Who is the last Mughal Empire?

The last Mughal emperor, Bahadur Shah II, also known as Zafar, died in a British prison in Burma in 1862. As the last of the dynastic line that extended back to the sixteenth century, he had in his earlier years presided over a culturally sophisticated court, but as the British East India Company extended its control over more of India, his rule was clearly coming to an end. Then the mutiny of the sepoys against their British officers led to the siege of Delhi, the establishment of direct British colonial rule, and the end of any pretensions of Zafar as emperor. Dalrymple has mined the Persian and Urdu archives to capture the culture of Zafar’s court life — a culture of artists and intellectuals, of Muslims and non-Muslims alike. Dalrymple has little to say about what triggered the mutiny, but he does add greatly to the standard picture of the horrors of the fighting that destroyed a great deal of the city of Delhi.

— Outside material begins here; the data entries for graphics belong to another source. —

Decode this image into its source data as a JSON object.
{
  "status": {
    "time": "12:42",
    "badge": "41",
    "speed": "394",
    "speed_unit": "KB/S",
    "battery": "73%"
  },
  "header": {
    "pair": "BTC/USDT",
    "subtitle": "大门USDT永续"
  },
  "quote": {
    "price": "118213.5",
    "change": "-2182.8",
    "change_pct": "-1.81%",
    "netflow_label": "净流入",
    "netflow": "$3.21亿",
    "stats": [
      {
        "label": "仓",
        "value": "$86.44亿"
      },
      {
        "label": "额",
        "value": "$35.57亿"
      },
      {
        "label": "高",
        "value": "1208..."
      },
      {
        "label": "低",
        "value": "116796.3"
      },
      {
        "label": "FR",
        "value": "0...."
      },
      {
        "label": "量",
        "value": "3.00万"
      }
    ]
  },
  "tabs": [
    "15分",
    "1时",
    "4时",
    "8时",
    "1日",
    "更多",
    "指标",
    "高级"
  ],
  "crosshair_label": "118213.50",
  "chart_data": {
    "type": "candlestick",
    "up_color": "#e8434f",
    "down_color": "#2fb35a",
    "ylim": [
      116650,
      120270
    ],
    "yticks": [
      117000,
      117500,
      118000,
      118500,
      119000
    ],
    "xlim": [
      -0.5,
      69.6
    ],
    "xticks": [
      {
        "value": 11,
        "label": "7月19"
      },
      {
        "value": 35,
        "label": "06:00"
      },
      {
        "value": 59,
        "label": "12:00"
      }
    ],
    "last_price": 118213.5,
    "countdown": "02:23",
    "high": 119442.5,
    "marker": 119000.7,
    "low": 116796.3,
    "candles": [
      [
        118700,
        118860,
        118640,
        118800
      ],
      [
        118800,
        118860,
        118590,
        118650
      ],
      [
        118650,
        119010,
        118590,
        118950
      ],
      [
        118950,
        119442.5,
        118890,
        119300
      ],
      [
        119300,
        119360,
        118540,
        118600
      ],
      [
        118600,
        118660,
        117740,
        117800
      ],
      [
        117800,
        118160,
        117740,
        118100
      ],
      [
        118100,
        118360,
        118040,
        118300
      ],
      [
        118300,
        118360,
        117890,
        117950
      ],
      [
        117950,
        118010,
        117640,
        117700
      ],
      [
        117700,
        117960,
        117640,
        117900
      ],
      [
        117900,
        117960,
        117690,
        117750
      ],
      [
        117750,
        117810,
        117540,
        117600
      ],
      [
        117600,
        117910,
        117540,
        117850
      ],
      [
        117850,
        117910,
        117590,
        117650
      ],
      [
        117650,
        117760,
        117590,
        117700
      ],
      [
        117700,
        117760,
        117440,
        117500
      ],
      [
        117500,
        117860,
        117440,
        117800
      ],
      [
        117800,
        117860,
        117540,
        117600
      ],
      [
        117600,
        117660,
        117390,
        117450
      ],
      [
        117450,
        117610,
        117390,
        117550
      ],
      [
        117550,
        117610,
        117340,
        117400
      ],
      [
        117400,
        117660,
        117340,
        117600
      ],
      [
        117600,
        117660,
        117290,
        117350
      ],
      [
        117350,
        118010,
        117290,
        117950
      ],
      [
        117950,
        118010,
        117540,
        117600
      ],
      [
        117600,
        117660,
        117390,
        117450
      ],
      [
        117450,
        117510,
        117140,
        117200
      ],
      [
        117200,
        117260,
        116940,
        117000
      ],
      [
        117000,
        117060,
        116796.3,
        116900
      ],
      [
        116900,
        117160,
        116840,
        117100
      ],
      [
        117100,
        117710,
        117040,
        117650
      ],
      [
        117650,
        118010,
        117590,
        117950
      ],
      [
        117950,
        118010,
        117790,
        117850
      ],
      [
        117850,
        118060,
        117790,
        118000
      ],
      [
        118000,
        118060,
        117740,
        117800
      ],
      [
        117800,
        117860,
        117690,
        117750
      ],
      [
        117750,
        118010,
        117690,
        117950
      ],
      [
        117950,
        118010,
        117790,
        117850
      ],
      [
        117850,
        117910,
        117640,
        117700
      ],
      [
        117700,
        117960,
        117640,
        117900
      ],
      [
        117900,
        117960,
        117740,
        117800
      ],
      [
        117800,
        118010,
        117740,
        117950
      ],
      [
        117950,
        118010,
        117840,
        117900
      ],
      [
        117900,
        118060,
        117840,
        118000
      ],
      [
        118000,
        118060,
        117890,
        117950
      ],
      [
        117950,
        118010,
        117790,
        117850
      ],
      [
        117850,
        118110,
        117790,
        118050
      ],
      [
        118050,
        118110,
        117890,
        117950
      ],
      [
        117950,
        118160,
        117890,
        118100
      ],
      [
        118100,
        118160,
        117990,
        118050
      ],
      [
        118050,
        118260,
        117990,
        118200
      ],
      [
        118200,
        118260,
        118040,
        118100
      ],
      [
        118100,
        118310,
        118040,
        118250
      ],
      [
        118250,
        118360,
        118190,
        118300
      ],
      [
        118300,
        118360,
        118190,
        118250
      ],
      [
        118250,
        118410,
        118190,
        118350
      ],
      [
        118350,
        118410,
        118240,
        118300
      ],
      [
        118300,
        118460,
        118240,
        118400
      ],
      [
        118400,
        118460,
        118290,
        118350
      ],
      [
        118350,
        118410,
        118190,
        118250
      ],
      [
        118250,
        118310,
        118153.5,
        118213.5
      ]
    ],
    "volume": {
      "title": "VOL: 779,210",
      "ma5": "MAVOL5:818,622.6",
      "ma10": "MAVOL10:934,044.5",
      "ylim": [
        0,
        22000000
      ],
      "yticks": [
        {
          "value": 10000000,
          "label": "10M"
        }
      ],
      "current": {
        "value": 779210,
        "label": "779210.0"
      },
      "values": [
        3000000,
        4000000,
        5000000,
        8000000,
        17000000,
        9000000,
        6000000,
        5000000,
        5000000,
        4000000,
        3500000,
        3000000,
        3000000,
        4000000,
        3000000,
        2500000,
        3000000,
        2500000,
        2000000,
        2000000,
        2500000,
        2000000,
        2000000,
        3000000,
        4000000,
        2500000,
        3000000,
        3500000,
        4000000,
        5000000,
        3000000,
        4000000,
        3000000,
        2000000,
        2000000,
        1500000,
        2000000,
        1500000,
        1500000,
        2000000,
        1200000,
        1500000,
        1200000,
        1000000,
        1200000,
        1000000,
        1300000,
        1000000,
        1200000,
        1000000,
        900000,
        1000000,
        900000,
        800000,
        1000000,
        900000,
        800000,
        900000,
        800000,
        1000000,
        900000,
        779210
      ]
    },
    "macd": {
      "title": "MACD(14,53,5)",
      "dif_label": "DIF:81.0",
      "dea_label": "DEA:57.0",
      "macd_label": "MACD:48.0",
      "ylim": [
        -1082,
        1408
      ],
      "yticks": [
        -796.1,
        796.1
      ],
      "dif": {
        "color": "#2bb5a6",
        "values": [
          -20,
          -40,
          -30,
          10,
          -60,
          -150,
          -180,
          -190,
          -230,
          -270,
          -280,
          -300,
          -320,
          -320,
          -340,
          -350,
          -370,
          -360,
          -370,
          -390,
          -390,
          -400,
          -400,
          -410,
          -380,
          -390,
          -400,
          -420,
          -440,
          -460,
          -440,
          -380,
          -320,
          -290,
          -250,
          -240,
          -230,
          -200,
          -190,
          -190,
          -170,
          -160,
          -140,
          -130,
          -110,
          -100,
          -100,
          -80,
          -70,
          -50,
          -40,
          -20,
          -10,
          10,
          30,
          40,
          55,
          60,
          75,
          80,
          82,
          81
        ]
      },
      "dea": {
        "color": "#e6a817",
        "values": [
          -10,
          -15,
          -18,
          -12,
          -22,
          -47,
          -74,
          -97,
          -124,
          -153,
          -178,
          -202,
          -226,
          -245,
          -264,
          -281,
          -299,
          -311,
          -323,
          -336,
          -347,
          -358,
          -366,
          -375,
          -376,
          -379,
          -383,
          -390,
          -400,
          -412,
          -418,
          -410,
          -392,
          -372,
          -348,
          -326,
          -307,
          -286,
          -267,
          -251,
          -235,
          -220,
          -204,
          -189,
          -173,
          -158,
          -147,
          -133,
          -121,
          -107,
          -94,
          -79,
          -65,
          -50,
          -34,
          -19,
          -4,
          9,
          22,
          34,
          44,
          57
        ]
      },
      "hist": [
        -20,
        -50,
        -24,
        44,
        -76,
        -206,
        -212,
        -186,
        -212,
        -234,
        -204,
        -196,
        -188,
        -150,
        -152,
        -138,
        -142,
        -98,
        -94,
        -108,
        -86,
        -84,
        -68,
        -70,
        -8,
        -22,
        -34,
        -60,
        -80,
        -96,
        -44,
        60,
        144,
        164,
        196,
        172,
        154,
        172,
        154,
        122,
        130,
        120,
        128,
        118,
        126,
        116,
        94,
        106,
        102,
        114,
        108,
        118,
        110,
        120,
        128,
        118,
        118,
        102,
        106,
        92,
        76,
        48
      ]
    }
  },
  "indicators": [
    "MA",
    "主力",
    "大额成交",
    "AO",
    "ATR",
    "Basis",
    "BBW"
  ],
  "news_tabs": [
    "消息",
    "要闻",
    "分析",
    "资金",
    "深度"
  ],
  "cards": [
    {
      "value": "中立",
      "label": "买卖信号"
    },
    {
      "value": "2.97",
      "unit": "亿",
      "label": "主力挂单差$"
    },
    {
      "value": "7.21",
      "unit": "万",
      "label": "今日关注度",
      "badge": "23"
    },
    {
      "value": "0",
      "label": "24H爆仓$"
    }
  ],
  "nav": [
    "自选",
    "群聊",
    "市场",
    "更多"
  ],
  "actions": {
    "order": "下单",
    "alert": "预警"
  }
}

Zafar’s father, Akbar II, had been imprisoned by the British and he was not his father’s preferred choice as his successor. One of Akbar Shah’s queens, Mumtaz Begum, pressured him to declare her son, Mirza Jahangir, as his successor. However, The East India Company exiled Jahangir after he attacked their resident, in the Red Fort, paving the way for Zafar to assume the throne.

Bahadur Shah Zafar was a noted Urdu poet, having written a number of Urdu ghazals. While some part of his opus was lost or destroyed during the Indian Rebellion of 1857, a large collection did survive, and was compiled into the Kulliyyat-i-Zafar. The court that he maintained was home to several prolific Urdu writers, including Mirza Ghalib, Dagh, Mumin, and Zauq.